Babamı hatırlamıyorum. Annemin yanaklarında korkunun sakalları asılı. Kardeş katliamları, su kavgaları, asırlardan daha uzun yaşamanın bitmeyen acıları. Su sarnıçlarında plastik kaplarla boyunu katılaştıran kızların hatmeye oturmuş hallerinde o gizli şeyhin dehşetengiz rabıtası akıyor. Leçeklerinde fukaralığın mahremi. Zar akıyor, ağızlarında kuşkonmaz tadında bir ilkellik yeşili. Tevili yapılmamış hurafe, tahrif edilmiş hükümleri Allah’ın. Bozmanın ve yeniden kurgulamanın sanatıyla ellerini nasırlayan pelteklik! Ey seni bildik! Ey seni hor ve hakir sevmenin sahihliğiyle, Hira’dan Turi Sina’ya, Ganj’dan Kızıl Deniz’e kadar gizledik. Sendin o kör kuyuları güzelleştiren Yusuf, yarayı kutsala bandıran Eyyub, sözü sırla süsleyip halka indiren Yunus dili.

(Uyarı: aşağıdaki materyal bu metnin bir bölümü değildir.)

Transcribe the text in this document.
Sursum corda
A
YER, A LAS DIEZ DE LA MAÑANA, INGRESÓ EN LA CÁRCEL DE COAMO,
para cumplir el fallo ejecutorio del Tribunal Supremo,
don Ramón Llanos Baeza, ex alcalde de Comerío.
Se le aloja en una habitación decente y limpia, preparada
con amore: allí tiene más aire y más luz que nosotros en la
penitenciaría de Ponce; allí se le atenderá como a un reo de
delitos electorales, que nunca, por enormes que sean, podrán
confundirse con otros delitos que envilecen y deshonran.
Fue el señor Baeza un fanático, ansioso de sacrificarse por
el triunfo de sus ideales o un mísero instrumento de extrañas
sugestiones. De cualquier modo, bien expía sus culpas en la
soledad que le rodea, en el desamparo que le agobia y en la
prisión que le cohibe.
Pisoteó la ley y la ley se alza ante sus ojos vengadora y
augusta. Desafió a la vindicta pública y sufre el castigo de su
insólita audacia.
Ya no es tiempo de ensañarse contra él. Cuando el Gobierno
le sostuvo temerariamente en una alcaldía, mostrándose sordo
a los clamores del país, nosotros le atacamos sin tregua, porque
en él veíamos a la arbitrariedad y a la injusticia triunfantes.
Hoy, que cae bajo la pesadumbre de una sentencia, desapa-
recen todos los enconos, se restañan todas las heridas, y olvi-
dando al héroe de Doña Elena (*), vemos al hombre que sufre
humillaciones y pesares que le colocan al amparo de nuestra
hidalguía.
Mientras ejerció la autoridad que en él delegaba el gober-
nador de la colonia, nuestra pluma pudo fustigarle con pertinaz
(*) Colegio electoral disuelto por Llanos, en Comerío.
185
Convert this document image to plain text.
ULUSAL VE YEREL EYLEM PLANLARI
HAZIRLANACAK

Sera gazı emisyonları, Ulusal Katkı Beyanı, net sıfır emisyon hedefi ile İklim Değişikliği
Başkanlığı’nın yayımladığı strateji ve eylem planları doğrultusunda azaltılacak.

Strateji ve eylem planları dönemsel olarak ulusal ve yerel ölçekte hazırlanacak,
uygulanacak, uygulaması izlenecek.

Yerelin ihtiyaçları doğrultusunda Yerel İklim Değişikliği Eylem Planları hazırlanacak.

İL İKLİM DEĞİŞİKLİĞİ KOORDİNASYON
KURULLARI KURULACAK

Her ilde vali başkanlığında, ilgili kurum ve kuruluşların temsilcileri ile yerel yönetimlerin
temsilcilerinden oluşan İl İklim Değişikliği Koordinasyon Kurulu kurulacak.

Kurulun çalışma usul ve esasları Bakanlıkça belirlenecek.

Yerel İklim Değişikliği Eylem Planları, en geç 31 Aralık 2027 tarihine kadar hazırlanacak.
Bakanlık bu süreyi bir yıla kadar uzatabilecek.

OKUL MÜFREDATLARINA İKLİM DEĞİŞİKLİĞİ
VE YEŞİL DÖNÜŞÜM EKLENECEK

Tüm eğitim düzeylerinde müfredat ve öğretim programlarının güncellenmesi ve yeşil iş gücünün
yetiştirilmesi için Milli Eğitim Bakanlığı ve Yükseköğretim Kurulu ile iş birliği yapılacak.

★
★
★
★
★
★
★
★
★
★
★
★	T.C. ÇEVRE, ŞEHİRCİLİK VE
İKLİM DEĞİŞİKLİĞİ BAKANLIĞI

Yakam hiç çözülmedi. Çözmediğim yakamdan, yazgıya benzer bir cümle kuruyorum. Yuları kopmuş develer gibi kervanını yitirmiş, kendi kalabalığıyla çıldırmış, meczup dirilerin arasında ölümden put yontuyorum. Daha ne kadar, daha ne kadar sürecek bu sürek avı, bu cedel, bu pres makinalarında pula çevrilen ömür. Bir nefes daha ileri atılabilmek için gayretim olsaydı. Ah bir gayretim olsaydı da biraz daha ölseydim. Orada, o bilmezliğin süzme pırıltısıyla nefsini süsleyen adamların hoyratlığı değseydi bana. Toz ve kir, bu steril kalmışlığın yolu olsa ne olmasa ne? Çelik paletleri altında ezilirken, düştüğüm dünya telaşı, edepsizce kanayan bir yarıktan ruh karalanıyor sathında yeryüzünün. Bildik bir pansumanın harcıyla durulanabilseydi keşke bu acı. Ham acı, has acı, hassas acı. İçre acı, dışra acı! İç içre içerlenen acı!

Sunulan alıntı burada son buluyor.